Which makes for an interesting final point back to my “day job.”
Our Actional product has the “right” architecture. It scales to enterprise scale. It performs in line with some of the highest performing environments out there. We are an order of magnitude or more better than our most popular competitor in metrics like CPU utilization, latency, and message throughput measurements, as well as time-to-implementation. Over the years, perhaps we’ve been caught behind the UI curve. A typical good architecture experience softened by a UI that hasn’t always incorporated the latest technology. When we first launched the product in early ’03, we had to use a heavy .NET client because the browser couldn’t do what we wanted. It took us a while to get off that, though we’ve been off it for 4 years if my recollection is solid. Now, our competitors actually hit us on collecting “too much information” saying we’re hard to use. There is some truth to that. Though of course who wants to build a crappy product that doesn’t perform or scale well just so that there’s less information on the console to confuse administrators? It reminds me of the key-layout on typewriters. You know why it’s so convoluted? It’s because early typists would type so fast on a common-sense key layout that the mechanics would jam. To slow typists down, they mixed the keys up… and that’s what we’re stuck with now! I’d rather they’d just fixed the mechanics.

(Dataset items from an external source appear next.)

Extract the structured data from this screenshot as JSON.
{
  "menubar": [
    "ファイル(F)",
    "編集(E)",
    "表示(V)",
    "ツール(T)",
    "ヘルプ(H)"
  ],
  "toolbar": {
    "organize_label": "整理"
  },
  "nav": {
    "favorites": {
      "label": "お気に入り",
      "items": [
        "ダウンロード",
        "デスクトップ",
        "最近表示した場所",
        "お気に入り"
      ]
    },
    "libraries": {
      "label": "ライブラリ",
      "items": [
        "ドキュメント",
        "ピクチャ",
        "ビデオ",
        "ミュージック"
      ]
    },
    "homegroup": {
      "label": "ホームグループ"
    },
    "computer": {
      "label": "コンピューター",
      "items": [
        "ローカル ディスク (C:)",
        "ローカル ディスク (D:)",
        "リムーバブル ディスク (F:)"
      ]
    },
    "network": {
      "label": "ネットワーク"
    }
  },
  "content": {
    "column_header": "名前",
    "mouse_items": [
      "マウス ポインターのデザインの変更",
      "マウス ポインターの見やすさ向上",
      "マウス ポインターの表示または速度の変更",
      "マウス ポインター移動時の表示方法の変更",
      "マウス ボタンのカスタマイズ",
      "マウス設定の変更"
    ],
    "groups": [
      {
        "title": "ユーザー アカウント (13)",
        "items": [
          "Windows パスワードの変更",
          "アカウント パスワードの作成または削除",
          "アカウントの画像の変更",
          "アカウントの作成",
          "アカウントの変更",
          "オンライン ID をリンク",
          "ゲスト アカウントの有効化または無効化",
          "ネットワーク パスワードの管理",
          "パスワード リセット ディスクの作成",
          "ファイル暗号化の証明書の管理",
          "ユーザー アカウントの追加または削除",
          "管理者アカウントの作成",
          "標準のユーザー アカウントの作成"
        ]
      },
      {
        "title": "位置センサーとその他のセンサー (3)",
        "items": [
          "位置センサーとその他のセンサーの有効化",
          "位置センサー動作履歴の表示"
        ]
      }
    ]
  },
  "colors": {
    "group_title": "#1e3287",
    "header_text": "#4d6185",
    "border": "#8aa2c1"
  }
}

Other products just don’t scale. They may have bells and whistles on the UI, but fundamentally are flawed. These fundamental flaws may not show up at first, on small projects. But, try to scale them to the enterprise, or run them in production without expecting an impact on application performance, and they simply won’t work.
Just like my blackberry font preference.
PS The short of my T-Mobile selection had to do with 3 key things. Using UMA, I can be assured of a signal in my apartment, negating any compelling benefit in favor of Verizon. Therefore, my ability to choose any phone I want with T-Mobile made the difference (I’m a phone geek, and often import the latest in phone fashion from Europe to play). That along with cost made it a very quick decision. (I guess I have written it up)


Jun 08, 2009 @ 19:51:34
What was it besides cut-and-paste that made the iPhone impractical?
Jun 09, 2009 @ 00:59:15
It wasn’t that at all. Rarely would I miss c/p. It was AT&T that made me change. I can’t afford to miss calls and not know, and in particular, have voicemails delivered the day after they were received. That and not having a signal at my new place. T-Mobile isn’t any better, but… because the BB device uses UMA, and I can call over wifi, I have a perfect signal (with unlimited minutes) for just $10/month in my apartment.
The iPhone is a beautiful device, one I’ll miss (at least until I get a new iPod Touch to replace it).